I found this inexpensive kit online and it looked like a fun project. I like how small it is which should make it easy to carry around in my pocket when I go hiking. Also, I've been wanting to get into the HF ham bands and learn morse code.

The kit comes with all of the parts to the radio so you won't need anything else. You will need a soldering iron and some cutters for the assembly. Having a multimeter doesn't hurt. I chose to purchase the metal enclosure that contains the completed kit in a sturdy, low RF noise, housing.

Assembling Rockmite kit

The assembly instructions are less than ideal. It is not clearly laid out and some of the information in it is incorrect or contradictory. Despite those things, I was able to get it assembled.

Assembling Rockmite kit

Once the board was soldered I could mount it inside the enclosure and start testing. It is a good idea to test before you mount the PCB, but fortunately all my soldering joints passed so no resoldering was required.

Assembling Rockmite kit

I attached a 12v SLA battery using the provided barrel plug and connected a 20M end-fed antenna. After pulling the antenna up into a tree in my back yard, I started listening for other stations.
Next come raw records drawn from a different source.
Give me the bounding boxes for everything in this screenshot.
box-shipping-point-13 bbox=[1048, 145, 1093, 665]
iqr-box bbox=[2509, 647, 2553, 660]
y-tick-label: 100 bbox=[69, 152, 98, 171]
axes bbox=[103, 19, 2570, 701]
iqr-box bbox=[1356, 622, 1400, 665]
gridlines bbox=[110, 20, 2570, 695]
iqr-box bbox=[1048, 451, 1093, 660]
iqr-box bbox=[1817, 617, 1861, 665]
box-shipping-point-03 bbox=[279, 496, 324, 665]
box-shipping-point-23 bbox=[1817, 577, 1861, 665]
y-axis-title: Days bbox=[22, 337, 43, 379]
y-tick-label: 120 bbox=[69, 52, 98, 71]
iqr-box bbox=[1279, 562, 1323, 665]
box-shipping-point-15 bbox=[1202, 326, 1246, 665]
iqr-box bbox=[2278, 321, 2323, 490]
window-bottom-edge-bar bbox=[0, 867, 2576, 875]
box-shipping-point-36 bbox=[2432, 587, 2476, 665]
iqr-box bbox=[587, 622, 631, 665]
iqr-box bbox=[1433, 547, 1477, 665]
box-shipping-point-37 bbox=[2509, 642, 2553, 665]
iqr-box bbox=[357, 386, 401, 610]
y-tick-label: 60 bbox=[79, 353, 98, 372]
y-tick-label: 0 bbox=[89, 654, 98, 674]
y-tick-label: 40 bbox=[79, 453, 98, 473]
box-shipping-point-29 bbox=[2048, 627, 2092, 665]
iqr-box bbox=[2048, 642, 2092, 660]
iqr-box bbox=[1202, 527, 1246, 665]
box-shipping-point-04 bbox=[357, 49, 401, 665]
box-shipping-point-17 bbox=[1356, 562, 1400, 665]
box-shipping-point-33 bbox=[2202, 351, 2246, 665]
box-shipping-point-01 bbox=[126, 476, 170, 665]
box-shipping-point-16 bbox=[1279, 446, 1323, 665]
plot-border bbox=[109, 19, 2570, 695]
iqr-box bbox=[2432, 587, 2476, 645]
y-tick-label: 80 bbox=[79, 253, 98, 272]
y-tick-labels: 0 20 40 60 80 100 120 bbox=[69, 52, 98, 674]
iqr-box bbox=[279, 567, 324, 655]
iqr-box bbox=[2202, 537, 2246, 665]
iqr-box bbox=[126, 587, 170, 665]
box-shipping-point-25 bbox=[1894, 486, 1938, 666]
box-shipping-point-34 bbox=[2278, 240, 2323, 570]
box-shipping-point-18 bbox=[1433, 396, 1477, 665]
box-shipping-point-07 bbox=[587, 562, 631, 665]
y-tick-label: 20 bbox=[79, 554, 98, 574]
Having only two frequencies to choose from, and having to manually switch the crystals out, meant that tweaking my antenna was where most of my time would be spent.

It wasn't long until I heard someone calling CQ and to my delight it was a special station. WW1USA was the first signal I received on my rockmite, I was not aware this station before and I just happened to be listening at one of the few times they transmit each year. I am not yet proficient with morse code so I opted not to transmit back.

I was able to capture what I heard on audio. You can clearly see the transmission in this spectrograph of the audio and you can listen youself by clicking the link. ww1usa spectrograph

WW1USA morse code audio recording ww1usa_nr.mp3

I found a hard-sided container that I could use to contain all the loose parts which helps a lot with the portability. Here you can see the container with feedline and battery. The battery I am using here is oversized but it is what I had. I am looking into other options like an 8xAAA battery holder or 5v to 12v buck converter.

Kit in container

Here are all of the pieces laid out. A baggie with some string to pull the antenna up into trees, end-fed antenna, headphones, feed line, and battery.

Pieces laid out

I don't have a keyer so I made this really small iambic keyer out of two surface mount pushbutton switches, an audio plug, and lots of hot glue. It works better than you would expect since you can push the tall buttons sideways to activate them. I would still like to build something more sturdy in the future but this works fine for now.

DIY button keyer

The front panel gives you audio gain, function button, keyer speed, headphone jack, keyer jack, and power led.

Front panel

It is a very solid feeling kit and I look forward to using it in the field.